When did we all become wealthy? Did someone send out letters to inform us?

Did you know that the majority of income tax breaks are claimed by people with the majority of the income?  

Think about that one for a second, folks.

This following is a pet peeve of mine:

·       Deferral of active income of controlled foreign corporations

We have discussed this issue before. Years ago, when the U.S. was predominant, it decided that U.S. corporations would pay tax on all their earnings, whether earned in the U.S. or not.

There is a problem with that: the U.S. is almost a solo act in taxing companies on their worldwide income. Almost everyone else taxes only the profit earned in their country (the nerd term is “territoriality”).

Let’s be frank: if you were the CEO of an international company, what would you do in response to this tax policy?

You would move the company – at least the headquarters - out of the U.S., that’s what you would do. And companies have been moving: that is what "inversions" are.

So, the U.S. had no choice but to carve-out exceptions, which is how we get to “deferral of active income of controlled foreign corporations.” This is not a tax break. It is a fundamental flaw in U.S. international taxation and the reason Congress is currently considering a territorial system.

By the way, how did these tax breaks come to be, Dudley?

Why do these subsidies continue nonetheless? Mainly, it seems, because they’ve been granted to a sizable, influential population who, it is feared, will fight any effort to take them away. 

Politicians giving away money. Gasp.

But mainly it’s the millions of upper-middle-class Americans who, like me and my family, are beneficiaries of tax subsidies for home mortgages, retirement accounts and/or college savings.
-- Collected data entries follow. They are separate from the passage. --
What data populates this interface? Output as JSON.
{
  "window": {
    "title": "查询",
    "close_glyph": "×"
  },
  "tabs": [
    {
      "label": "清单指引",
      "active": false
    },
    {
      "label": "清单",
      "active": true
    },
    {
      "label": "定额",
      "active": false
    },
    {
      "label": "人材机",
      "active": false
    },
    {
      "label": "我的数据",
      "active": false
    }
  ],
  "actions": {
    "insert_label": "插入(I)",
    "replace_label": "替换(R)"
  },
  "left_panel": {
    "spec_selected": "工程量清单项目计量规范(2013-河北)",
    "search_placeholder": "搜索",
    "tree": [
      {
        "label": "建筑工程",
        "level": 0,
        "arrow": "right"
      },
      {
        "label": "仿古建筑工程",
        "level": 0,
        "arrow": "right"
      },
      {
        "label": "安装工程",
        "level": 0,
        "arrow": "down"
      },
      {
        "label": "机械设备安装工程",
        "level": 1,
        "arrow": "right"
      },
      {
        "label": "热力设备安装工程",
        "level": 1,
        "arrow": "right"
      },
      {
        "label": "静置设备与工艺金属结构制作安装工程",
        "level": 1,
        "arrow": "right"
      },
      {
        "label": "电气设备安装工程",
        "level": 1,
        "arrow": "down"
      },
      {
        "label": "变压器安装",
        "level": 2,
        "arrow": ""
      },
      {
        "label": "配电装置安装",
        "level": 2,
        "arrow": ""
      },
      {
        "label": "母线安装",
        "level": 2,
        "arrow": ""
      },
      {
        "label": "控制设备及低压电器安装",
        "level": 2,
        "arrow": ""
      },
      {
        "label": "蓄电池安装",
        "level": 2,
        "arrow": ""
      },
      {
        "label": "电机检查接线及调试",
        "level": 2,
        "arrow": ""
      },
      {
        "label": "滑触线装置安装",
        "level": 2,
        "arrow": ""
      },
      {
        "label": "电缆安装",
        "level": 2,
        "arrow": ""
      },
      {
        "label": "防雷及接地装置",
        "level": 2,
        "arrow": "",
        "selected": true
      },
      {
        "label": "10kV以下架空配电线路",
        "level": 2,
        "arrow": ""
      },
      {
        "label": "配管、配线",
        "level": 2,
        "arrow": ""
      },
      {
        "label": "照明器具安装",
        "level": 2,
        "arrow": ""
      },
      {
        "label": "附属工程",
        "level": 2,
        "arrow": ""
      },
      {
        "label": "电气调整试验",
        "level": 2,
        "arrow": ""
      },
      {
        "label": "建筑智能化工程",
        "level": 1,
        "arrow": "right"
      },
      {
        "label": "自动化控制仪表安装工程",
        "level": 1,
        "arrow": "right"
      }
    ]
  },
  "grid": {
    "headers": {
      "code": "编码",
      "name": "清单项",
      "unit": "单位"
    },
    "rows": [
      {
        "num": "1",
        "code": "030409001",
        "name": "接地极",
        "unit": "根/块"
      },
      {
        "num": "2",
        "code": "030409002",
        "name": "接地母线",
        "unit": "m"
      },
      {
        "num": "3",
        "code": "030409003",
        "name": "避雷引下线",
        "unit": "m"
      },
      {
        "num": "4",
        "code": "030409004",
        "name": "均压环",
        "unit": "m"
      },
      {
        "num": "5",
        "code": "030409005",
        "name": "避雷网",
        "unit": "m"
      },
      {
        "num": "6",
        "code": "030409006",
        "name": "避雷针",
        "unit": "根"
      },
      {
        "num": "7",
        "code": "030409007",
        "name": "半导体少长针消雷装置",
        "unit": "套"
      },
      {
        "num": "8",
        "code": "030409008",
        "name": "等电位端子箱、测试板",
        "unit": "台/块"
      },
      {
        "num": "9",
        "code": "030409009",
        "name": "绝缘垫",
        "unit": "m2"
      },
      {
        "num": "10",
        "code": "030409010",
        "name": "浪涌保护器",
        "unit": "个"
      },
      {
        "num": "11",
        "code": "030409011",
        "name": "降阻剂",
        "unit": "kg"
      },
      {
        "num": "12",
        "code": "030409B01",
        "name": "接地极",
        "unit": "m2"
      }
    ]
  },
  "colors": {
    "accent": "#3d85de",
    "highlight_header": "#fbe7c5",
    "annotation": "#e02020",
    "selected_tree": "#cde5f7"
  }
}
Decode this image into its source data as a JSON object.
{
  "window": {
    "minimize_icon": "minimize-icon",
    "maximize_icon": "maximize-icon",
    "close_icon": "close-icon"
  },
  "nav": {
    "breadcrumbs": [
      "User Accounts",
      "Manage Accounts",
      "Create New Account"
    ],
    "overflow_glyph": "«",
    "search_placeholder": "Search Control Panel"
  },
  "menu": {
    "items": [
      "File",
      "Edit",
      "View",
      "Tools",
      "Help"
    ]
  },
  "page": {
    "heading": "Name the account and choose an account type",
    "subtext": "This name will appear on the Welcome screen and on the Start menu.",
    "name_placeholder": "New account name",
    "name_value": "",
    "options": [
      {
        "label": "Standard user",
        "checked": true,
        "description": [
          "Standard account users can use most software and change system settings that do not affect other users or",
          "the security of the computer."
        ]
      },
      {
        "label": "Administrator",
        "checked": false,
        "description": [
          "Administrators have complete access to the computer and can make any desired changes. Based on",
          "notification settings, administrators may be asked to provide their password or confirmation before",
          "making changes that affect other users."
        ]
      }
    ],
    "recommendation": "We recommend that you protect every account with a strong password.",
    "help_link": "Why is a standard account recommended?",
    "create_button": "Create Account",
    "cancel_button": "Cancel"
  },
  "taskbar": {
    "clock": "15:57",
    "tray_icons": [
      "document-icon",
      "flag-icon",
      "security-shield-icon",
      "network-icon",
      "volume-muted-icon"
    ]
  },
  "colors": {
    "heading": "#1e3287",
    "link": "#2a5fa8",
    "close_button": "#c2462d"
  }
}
To state another way: It is unfair that people with more money can do more things with money than people with less money.

Profound.

What offends about this bella siracha is:
You train for a career.
You set an alarm clock daily, dress, fight traffic and do your job.
You get paid money.
You take some of this money and save for nefarious causes such as your kids’ college and your eventual retirement.
Yet you keeping your own money is the equivalent of receiving a welfare check euphemistically described as an “earned income credit.”

No, no it is not.

And the false equivalence is offensive.

I get the issue. I really do. The theory begins with all income being taxable. When it is not, or when a deduction is allowed against income, there is – arguably - a “tax break.” The criticism I have is equating one-keeping-one’s-money (for example, a 401(k)) with flat-out welfare (the earned income credit). Another example would be equating a deeply-flawed statutory tax scheme (multinational corporations) with the state income tax deduction (where approximately 30% of this tax break goes to two states: California and New York). 

And somebody please tell me what “wealthy” means anymore. It has become one of the most abused words in the English language.